UNRAVELING THE ASYMMETRIC DYNAMICS OF OIL PRICE SHOCKS AND MARKET VOLATILITY ON STOCK RETURNS: EVIDENCE FROM NARDL PANEL APPROACH
DOI:
https://doi.org/10.2478/eoik-2025-0059Keywords:
Oil Price Shocks, Market Volatility, Liquidity Shocks, Stock Returns, NARDL, Risk Premiums, Global FinancialAbstract
This study explores the asymmetric oil price shock dynamics, market volatility, liquidity shock, and stock returns in a panel of nations during the period 2000-2024. Using the Nonlinear Autoregressive Distributed Lag (NARDL) panel method and application of robust econometric techniques, we explore the impact of changes in oil prices on market volatility, erode liquidity levels, and subsequently influence stock returns. We show that our findings are associated with large asymmetries, whereby stock returns respond more to the rise than fall in oil prices, and that market volatility increases during periods of negative shock. We find that increased volatility also amplifies liquidity shocks so that risk premiums rise and stocks return less. We also discuss regional differences as well as how macroeconomic conditions moderate these channels.
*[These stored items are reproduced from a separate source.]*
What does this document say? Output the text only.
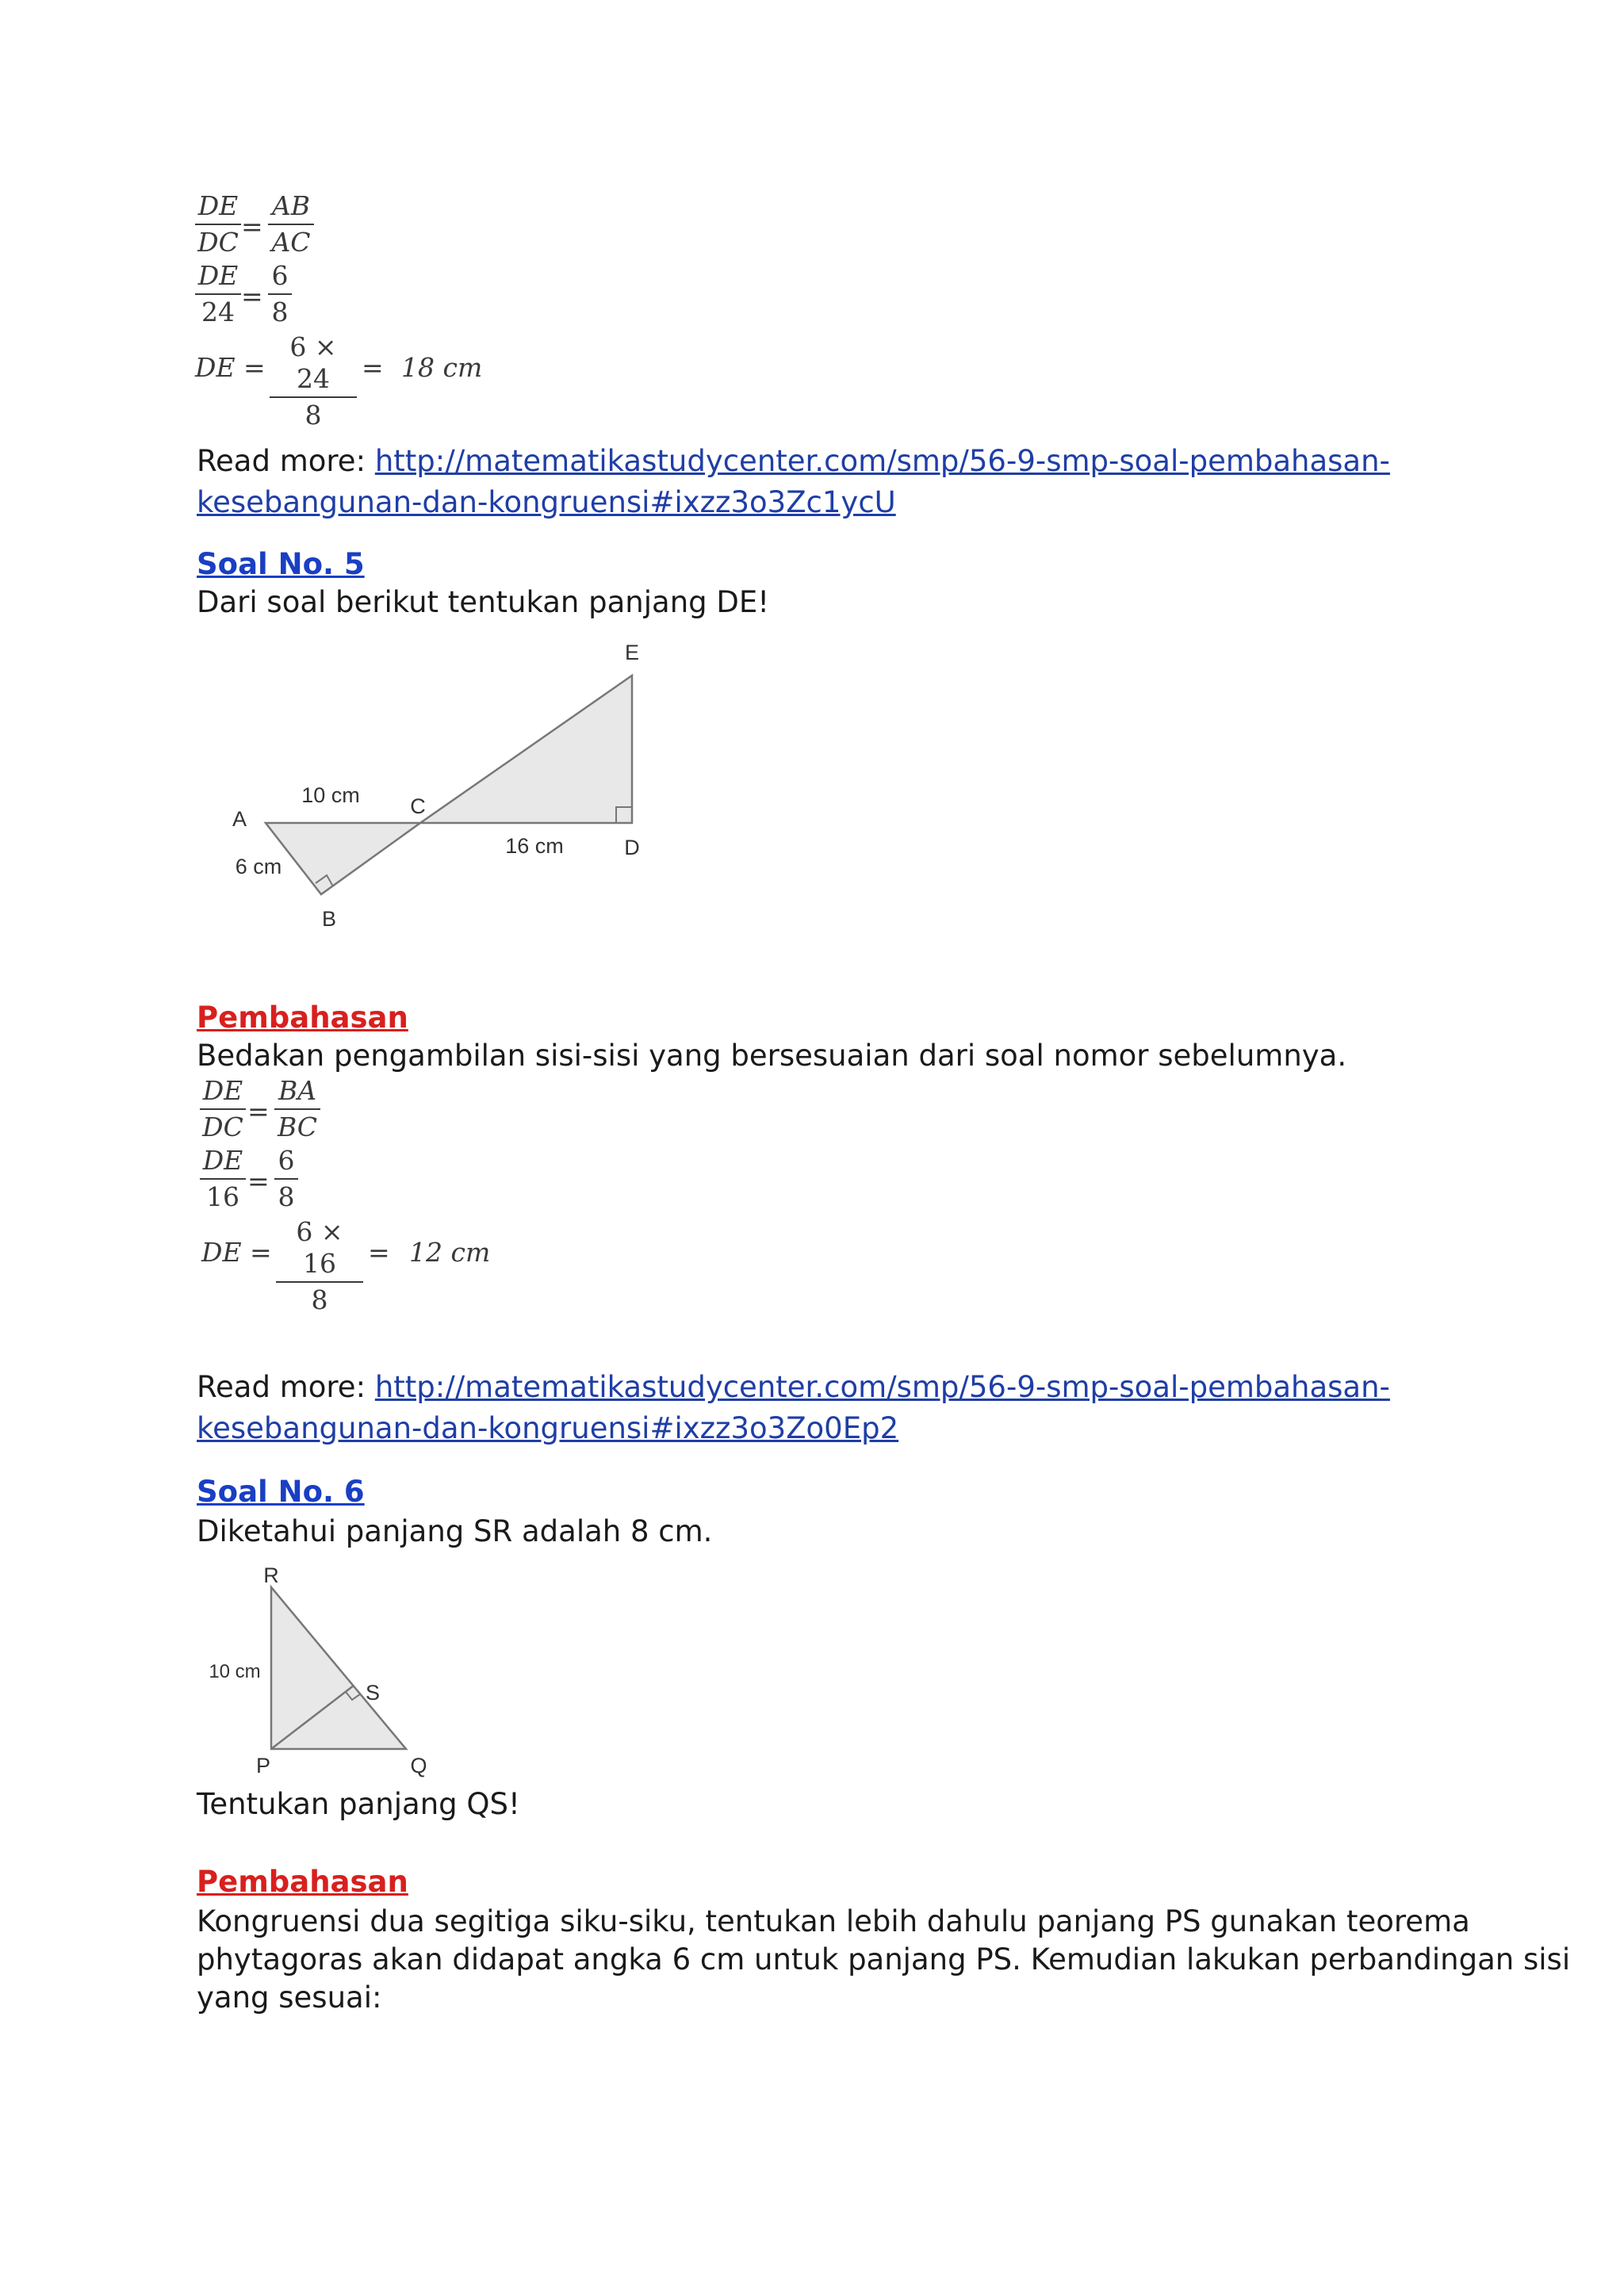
DE
DC
=
AB
AC
DE
24
=
6
8
DE =
6 × 24
8
= 18 cm
Read more: http://matematikastudycenter.com/smp/56-9-smp-soal-pembahasan-
kesebangunan-dan-kongruensi#ixzz3o3Zc1ycU
Soal No. 5
Dari soal berikut tentukan panjang DE!
E
A
C
D
B
10 cm
6 cm
16 cm
Pembahasan
Bedakan pengambilan sisi-sisi yang bersesuaian dari soal nomor sebelumnya.
DE
DC
=
BA
BC
DE
16
=
6
8
DE =
6 × 16
8
= 12 cm
Read more: http://matematikastudycenter.com/smp/56-9-smp-soal-pembahasan-
kesebangunan-dan-kongruensi#ixzz3o3Zo0Ep2
Soal No. 6
Diketahui panjang SR adalah 8 cm.
R
S
P	Q
10 cm
Tentukan panjang QS!
Pembahasan
Kongruensi dua segitiga siku-siku, tentukan lebih dahulu panjang PS gunakan teorema
phytagoras akan didapat angka 6 cm untuk panjang PS. Kemudian lakukan perbandingan sisi
yang sesuai:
The evidence highlights liquidity as a principal mechanism of transmission from volatility to the performance of the stock market and indicates its role in determining global equity returns. The study contributes to financial market behavior knowledge and provides valuable implications for policymakers and investors with a requirement to work through periods of economic uncertainty.